The monthly meeting for the Manitoulin Health Centre (MHC) Board of Directors was held March 24 at the Mindemoya site along with a teleconference for those members who could not attend due to inclement weather.
A presentation was made to the board by Lynn Foster, vice president and chief financial officer of the Northwest Supply Chain (NSC), regarding an overview and the current state of NSC. As she outlined, the NSC mission statement is to support members’ supply chain management through a consolidated strategic sourcing model that drives cost efficiencies. NSC was established in 2011 and is currently comprised of 13 hospitals within the Local Health Integration Network (LHIN) 14.
Started by Thunder Bay Regional Health Sciences Centre and St. Joseph’s Care Group, each hospital is represented on a steering committee and has an equal vote and participation achieves systemic efficiencies and improved patient outcomes. Services offered include strategic sourcing, contract and data management, materials distribution and logistic services.

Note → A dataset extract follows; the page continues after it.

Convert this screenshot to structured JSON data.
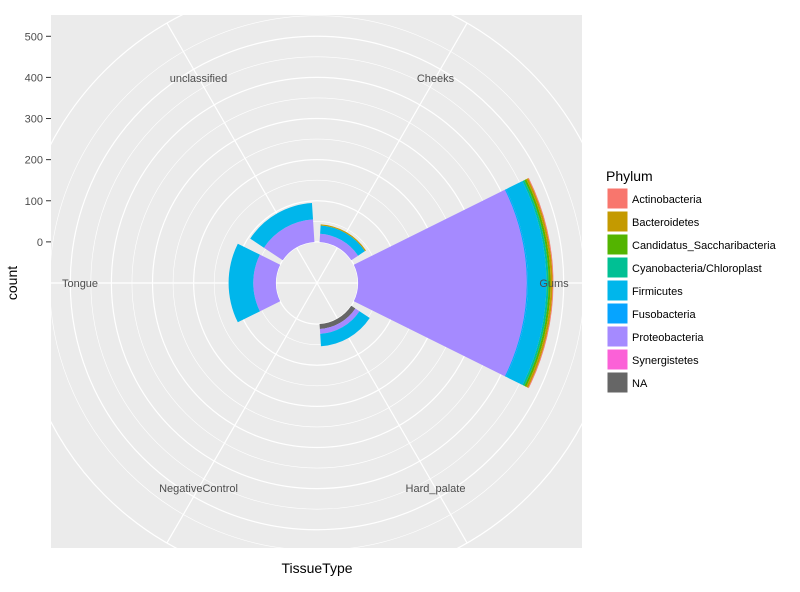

NSC metrics show a total annualized savings of $6.9 million, an average return on investment of 17.4, steering committee approval rating of 93.3 percent and member satisfaction of 94.3 percent. A consultant study had led to a projected purchase price improvement savings of $16.82M over a 10-year period, but in fact, led to revised project savings over the same time of $30.61 million.
Ms. Foster also outlined the benefits of the Northern Ontario Supply Chain Collaboration (NOSCC) including proven value and clinical results, Northern Ontario representation at provincial meetings, the maintenance and growth of jobs in the North, data management expertise and new tools and alignment with the government directive for greater collaboration. As well, NOSCC will elevate provincial advocacy to achieve solutions that meet the unique needs of Northern Ontario hospitals.
Derek Graham, CEO of the two Island hospital sites, presented his summary report to the board with an emphasis on three strategic directions for the organization. These include the enhancement of the experiences of patients, the need for leaders to live their roles and the fostering of staff knowledge and engagement.
Mr. Graham reported that a presentation was held and a $14,000 gift received from the Royal Canadian Legion, Ontario Command Branches and the Ladies Auxiliaries Foundation. As well, a gift was received from the Manitoulin OPP and friends as a result of a fundraising curling event. Another factor which will enhance patients experience is the development of a local longer term methadone program stabilization delivery plan.
Other items in the CEO report include the submission of a response to the Minister’s restructuring paper dubbed Patients First. The consultation period for this report has passed and legislation is being drafted. It is expected that this will dissolve the 14 Community Care Access Centres (CCAC) in Ontario.
Also of note was the reporting that issues around assisted deaths are complex and have resulted in a variety of positions being taken by organizations. “There is not a formal local mechanism in place,” Mr. Graham explained, although he noted that a Supreme Court ruling means that Canadians do have the right to ask for assisted death in certain circumstances. He emphasized that immediate action must take place with meetings with the Ethics Committee and legal representatives to ensure that due diligence is done. “We will bring that information to the board and determine what the MHC decision will be,” Mr. Graham said. “Our goal is first understanding the issues.”
As well, reports from the vice president (VP) clinical services and VP support services were received by the board. Of note was the fact that compliments and or concerns boxes have been posted at each hospital site, all the new beds purchased from the Sweet Slumbers campaign have arrived and are in use, the North East Joint Assessment Program (NEJAC) has received funding to enable patients to have assessments done here on the Island which will save patients three trips and considerable wait time and work is being done to assess the needs and resources of palliative patients on the Island.
MHC Chief of Staff Stephen Cooper also reported at the meeting, beginning with a follow up to the last report and stated that the Northeast LHIN physician leadership meeting will be on April 22. He also explained that ensuring that the region is capable of managing surges in health care needs remains a priority.
Hospital auxiliary reports saw the success of a casserole dinner held in Little Current with $1,000 raised, plans to sell Vesey bulbs as a fundraiser and the fact that eight people will be going to a conference in Sault Ste Marie. The auxiliary also sees merit in transitioning from the present special committee of the board to becoming a permanent committee.
Mindemoya hospital auxiliary will also be sending members to the conference in the Soo with five people going. As well, the organization has prepared 200 hygiene bags for hospital patients and announced that the annual spring tea will be held on May 14. A commitment has also been passed to focus fundraising on the replacement of telemetry equipment which is used to measure a patient’s vital signs related to coronary disease.